Optimizing the run time of the nested for loop

Question

I am just getting started with competitive programming and after writing the solution to certain problem i got the error of RUNTIME exceeded.

max( | a [ i ] - a [ j ] | + | i - j | )

Where a is a list of elements and i,j are index i need to get the max() of the above expression.

Here is a short but complete code snippet.

t = int(input()) # Number of test cases
for i in range(t):
    n = int(input()) #size of list
    a = list(map(int, str(input()).split())) # getting space separated input
    res = []
    for s in range(n): # These two loops are increasing the run-time
        for d in range(n):
            res.append(abs(a[s] - a[d]) + abs(s - d))
    print(max(res))

Input File This link may expire(Hope it works)

• 1<=t<=100
• 1<=n<=10^5
• 0<=a[i]<=10^5

Run-time on leader-board for C language is 5sec and that for Python is 35sec while this code takes 80sec.

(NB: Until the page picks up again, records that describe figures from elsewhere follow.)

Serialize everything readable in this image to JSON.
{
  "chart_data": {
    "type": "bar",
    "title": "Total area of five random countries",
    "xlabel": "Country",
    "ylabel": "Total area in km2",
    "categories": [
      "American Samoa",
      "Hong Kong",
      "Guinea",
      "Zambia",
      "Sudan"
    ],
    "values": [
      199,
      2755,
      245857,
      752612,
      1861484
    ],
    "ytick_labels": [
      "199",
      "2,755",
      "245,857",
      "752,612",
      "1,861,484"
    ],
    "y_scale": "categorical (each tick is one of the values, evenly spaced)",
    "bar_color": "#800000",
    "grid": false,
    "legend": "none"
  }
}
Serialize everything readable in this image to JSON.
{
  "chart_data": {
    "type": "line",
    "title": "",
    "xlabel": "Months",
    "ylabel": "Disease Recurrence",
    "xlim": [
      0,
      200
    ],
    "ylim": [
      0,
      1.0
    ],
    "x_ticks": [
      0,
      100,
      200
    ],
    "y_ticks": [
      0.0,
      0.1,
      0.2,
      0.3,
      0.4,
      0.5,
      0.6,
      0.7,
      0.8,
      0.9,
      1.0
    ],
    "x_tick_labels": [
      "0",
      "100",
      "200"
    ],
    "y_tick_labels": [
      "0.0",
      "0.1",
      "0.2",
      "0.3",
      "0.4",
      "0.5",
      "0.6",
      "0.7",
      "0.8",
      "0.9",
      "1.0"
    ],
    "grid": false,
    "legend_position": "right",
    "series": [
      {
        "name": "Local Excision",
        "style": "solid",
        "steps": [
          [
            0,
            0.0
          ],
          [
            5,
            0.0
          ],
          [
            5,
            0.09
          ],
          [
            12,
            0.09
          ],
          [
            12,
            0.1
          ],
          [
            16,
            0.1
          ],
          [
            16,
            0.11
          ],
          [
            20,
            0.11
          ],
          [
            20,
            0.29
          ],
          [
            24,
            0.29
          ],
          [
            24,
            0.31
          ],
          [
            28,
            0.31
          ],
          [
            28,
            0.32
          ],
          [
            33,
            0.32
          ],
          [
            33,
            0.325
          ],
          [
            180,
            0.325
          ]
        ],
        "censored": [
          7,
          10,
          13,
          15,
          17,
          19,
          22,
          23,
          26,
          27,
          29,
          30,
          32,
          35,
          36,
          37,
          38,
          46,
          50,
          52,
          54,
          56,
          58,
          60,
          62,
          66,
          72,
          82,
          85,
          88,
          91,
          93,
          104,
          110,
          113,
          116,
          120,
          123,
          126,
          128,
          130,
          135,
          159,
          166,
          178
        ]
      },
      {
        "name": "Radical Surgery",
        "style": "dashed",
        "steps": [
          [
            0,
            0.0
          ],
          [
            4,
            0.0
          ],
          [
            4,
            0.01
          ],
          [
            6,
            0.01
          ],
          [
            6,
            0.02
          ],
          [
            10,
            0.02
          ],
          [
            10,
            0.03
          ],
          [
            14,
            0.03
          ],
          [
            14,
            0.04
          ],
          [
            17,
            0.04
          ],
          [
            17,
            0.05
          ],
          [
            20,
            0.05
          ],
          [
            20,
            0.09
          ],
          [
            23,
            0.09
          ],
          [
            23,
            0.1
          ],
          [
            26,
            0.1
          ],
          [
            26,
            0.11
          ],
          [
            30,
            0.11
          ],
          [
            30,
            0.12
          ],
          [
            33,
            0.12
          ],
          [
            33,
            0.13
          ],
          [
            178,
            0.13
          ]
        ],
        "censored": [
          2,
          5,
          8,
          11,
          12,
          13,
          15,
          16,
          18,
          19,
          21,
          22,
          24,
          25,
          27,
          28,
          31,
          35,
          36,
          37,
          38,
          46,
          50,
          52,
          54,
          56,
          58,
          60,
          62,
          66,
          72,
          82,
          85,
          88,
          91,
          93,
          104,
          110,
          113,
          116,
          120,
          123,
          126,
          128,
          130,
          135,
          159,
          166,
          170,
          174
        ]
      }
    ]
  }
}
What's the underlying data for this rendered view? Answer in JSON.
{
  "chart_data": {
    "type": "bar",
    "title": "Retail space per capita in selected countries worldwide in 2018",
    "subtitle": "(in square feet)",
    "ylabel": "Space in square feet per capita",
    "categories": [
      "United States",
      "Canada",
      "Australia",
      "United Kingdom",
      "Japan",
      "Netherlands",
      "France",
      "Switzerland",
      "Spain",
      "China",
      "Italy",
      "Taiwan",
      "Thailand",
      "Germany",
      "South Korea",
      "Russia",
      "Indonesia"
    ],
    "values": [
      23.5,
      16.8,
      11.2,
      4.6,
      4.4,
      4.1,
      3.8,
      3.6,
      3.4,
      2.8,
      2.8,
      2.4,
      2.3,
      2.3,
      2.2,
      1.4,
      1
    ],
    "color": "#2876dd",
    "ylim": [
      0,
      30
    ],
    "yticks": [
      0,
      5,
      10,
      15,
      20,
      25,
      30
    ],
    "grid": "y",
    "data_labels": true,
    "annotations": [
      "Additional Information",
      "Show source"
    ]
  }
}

It is an online judge so independent on machine.numpy is not available.

Please keep it simple i am new to python.

Thanks for reading.

Answer 1

For a given j<=i, |a[i]-a[j]|+|i-j| = max(a[i]-a[j]+i-j, a[j]-a[i]+i-j).

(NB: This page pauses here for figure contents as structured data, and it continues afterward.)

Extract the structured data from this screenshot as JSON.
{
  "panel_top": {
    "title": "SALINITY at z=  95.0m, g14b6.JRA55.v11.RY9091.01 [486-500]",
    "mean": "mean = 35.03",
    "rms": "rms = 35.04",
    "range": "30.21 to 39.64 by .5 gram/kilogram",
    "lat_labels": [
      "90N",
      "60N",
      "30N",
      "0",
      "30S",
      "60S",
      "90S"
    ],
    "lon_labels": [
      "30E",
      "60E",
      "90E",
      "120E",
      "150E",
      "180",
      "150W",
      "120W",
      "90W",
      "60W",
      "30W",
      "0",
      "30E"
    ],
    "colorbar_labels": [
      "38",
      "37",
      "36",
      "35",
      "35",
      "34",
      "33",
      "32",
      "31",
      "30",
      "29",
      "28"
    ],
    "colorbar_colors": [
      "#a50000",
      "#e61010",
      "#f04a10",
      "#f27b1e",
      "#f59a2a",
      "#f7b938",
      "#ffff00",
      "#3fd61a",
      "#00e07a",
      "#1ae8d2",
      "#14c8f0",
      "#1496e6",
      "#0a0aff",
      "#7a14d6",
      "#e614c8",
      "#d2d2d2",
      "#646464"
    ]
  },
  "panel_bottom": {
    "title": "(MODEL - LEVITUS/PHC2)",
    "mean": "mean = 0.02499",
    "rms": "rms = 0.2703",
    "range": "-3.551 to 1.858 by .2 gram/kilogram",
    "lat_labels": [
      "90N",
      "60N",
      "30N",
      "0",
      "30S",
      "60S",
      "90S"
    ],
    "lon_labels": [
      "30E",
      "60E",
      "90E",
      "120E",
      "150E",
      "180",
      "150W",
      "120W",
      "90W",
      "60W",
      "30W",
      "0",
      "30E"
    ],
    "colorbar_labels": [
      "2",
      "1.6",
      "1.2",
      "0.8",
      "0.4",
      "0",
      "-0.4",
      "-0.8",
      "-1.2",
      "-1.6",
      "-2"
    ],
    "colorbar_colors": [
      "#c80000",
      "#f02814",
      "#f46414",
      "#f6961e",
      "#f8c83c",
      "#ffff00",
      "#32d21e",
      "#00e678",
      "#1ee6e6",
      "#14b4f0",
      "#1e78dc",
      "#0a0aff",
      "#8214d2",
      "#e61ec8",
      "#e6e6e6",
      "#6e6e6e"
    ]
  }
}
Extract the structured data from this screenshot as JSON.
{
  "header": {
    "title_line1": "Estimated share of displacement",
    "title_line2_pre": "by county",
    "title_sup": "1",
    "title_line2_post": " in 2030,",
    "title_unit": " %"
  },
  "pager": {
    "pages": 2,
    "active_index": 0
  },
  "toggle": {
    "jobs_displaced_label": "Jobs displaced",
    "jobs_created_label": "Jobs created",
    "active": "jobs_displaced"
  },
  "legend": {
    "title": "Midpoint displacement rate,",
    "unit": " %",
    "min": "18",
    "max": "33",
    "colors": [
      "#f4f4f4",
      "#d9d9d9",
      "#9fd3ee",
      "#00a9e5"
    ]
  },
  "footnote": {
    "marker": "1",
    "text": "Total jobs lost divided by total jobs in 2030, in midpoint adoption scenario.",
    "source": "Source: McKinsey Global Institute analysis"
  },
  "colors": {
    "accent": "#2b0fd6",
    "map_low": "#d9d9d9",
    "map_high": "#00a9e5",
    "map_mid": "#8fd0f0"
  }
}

Thus for a given i, the value of j<=i that maximizes |a[i]-a[j]|+|i-j| is either the j that maximizes a[j]-j or the j that minimizes a[j]+j.

Both these values can be computed as you run along the array, giving a simple O(n) algorithm:

def maxdiff(xs):
    mp = mn = xs[0]
    best = 0
    for i, x in enumerate(xs):
        mp = max(mp, x-i)
        mn = min(mn, x+i)
        best = max(best, x+i-mn, -x+i+mp)
    return best

And here's some simple testing against a naive but obviously correct algorithm:

def maxdiff_naive(xs):
    best = 0
    for i in xrange(len(xs)):
        for j in xrange(i+1):
            best = max(best, abs(xs[i]-xs[j]) + abs(i-j))
    return best

import random

for _ in xrange(500):
    r = [random.randrange(1000) for _ in xrange(50)]
    md1 = maxdiff(r)
    md2 = maxdiff_naive(r)
    if md1 != md2:
        print "%d != %d\n%s" % (md1, md2, r)
        exit

It takes a fraction of a second to run maxdiff on an array of size 10^5, which is significantly better than your reported leaderboard scores.

Answer 2

"Competitive programming" is not about saving a few milliseconds by using a different kind of loop; it's about being smart about how you approach a problem, and then implementing the solution efficiently.

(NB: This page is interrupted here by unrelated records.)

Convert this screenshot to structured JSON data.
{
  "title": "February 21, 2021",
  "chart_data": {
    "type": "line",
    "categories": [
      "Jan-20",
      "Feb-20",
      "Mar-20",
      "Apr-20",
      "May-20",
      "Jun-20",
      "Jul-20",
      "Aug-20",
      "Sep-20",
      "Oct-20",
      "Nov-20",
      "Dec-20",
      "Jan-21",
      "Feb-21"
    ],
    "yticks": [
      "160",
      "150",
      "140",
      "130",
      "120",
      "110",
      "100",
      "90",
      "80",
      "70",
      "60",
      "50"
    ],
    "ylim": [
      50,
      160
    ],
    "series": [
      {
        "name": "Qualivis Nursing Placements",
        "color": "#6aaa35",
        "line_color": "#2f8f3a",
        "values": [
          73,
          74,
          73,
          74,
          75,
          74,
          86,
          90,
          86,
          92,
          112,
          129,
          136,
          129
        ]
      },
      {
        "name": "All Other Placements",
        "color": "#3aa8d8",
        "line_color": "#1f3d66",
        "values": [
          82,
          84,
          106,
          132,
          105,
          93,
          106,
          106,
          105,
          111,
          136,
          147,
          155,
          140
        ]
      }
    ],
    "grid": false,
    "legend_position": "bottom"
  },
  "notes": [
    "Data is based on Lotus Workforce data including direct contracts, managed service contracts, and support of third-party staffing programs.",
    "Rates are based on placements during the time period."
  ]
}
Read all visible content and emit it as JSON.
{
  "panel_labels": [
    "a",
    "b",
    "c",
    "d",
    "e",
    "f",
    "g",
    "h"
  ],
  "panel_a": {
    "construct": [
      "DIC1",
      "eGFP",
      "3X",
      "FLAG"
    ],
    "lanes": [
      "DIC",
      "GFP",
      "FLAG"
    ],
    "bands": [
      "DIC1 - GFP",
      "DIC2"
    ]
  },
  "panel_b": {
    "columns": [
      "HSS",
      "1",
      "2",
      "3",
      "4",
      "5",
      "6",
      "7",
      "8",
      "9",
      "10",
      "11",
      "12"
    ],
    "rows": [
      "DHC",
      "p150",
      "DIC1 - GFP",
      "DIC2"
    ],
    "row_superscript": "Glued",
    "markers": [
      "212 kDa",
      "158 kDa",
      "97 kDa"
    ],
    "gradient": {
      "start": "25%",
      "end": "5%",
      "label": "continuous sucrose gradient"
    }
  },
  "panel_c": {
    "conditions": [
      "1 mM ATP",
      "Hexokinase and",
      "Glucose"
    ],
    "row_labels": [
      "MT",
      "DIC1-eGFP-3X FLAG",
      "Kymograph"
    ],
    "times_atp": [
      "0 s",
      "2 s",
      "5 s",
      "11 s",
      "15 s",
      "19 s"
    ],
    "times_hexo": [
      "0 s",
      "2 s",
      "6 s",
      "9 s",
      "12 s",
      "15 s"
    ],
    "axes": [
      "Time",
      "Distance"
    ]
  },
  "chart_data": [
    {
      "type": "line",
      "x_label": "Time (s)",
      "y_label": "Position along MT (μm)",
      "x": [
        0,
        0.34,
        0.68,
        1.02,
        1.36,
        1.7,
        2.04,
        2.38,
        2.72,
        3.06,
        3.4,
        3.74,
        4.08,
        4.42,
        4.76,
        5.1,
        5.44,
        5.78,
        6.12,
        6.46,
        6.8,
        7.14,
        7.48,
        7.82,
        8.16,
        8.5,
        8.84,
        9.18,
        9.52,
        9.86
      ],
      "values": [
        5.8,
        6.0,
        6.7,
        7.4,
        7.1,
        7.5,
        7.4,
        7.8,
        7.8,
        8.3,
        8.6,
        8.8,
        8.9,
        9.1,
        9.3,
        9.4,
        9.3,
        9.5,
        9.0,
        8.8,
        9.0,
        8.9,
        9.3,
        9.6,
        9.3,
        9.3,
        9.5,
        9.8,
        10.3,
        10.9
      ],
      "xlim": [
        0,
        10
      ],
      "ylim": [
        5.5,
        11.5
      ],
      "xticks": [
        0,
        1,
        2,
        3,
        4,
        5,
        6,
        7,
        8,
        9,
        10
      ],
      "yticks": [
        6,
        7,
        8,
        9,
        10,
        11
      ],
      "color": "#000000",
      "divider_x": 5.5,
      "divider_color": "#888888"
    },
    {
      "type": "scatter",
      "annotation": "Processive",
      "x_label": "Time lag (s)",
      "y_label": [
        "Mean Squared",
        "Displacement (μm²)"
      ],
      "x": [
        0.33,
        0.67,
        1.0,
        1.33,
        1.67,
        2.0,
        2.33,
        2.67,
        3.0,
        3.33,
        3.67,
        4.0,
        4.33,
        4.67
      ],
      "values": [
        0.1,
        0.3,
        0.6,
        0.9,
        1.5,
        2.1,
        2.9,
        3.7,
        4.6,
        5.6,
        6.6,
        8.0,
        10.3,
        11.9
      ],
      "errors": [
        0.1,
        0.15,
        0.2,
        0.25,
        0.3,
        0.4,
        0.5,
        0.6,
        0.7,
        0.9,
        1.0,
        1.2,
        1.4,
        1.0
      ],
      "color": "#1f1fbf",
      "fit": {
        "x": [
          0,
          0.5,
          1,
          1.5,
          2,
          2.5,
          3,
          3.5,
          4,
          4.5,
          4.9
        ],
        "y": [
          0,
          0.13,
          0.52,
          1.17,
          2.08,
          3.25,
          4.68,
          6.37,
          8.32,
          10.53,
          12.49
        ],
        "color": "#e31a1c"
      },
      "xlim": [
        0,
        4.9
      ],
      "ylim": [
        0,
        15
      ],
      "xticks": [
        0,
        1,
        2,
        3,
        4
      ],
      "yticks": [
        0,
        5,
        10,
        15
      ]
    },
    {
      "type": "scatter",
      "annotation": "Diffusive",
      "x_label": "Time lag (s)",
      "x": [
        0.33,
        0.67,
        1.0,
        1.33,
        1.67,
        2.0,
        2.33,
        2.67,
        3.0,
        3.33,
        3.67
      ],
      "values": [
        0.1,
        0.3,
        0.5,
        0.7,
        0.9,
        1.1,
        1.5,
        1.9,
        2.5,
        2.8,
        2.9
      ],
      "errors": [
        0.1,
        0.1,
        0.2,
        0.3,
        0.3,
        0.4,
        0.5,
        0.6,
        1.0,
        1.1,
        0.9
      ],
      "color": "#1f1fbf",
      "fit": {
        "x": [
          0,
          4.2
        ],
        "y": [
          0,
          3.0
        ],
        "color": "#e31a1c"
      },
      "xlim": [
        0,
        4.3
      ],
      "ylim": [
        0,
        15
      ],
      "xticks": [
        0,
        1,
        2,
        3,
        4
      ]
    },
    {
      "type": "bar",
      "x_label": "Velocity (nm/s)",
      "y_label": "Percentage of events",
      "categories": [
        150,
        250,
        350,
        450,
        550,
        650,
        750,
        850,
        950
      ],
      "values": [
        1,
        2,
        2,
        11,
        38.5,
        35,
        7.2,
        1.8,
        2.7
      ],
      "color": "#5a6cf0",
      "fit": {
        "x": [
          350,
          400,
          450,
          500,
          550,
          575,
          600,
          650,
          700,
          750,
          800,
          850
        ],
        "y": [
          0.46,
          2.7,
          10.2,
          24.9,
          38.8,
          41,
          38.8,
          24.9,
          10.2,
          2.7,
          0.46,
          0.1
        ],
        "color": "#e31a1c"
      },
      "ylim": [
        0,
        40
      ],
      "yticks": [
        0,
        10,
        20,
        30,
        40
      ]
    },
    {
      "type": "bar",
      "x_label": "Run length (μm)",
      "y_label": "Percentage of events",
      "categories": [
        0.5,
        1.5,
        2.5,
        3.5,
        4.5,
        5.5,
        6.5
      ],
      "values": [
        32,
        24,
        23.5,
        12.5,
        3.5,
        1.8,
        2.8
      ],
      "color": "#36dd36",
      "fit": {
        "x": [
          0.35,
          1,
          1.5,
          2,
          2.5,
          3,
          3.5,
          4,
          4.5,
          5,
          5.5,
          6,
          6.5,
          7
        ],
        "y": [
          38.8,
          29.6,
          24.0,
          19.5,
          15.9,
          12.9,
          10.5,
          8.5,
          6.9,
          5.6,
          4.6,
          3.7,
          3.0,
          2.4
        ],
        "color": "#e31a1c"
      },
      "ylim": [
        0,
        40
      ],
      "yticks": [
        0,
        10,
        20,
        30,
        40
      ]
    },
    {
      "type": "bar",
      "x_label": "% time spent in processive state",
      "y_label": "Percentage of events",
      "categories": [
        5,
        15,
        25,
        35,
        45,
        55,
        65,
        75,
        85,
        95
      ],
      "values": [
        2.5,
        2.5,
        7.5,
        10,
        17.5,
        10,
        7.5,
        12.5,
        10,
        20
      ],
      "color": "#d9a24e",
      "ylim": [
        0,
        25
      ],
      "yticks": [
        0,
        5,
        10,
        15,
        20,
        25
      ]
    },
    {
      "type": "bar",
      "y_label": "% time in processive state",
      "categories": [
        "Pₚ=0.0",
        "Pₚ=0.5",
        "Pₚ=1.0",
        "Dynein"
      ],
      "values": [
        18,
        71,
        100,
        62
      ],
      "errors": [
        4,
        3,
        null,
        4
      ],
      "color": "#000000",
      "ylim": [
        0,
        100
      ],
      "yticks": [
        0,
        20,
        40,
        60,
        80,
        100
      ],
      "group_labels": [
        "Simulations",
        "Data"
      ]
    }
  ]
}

Still, one thing that jumps out is that you are wasting time building a list only to scan it to find the max. Your double loop can be transformed to the following (ignoring other possible improvements):

print(max(abs(a[s] - a[d]) + abs(s - d) for s in range(n) for d in range(n)))

But that's small fry. Worry about your algorithm first, and then turn to even obvious time-wasters like this. You can cut the number of comparisons to half, as @Brett showed you, but I would first study the problem and ask myself: Do I really need to calculate this quantity n^2 times, or even 0.5*n^2 times? That's how you get the times down, not by shaving off milliseconds.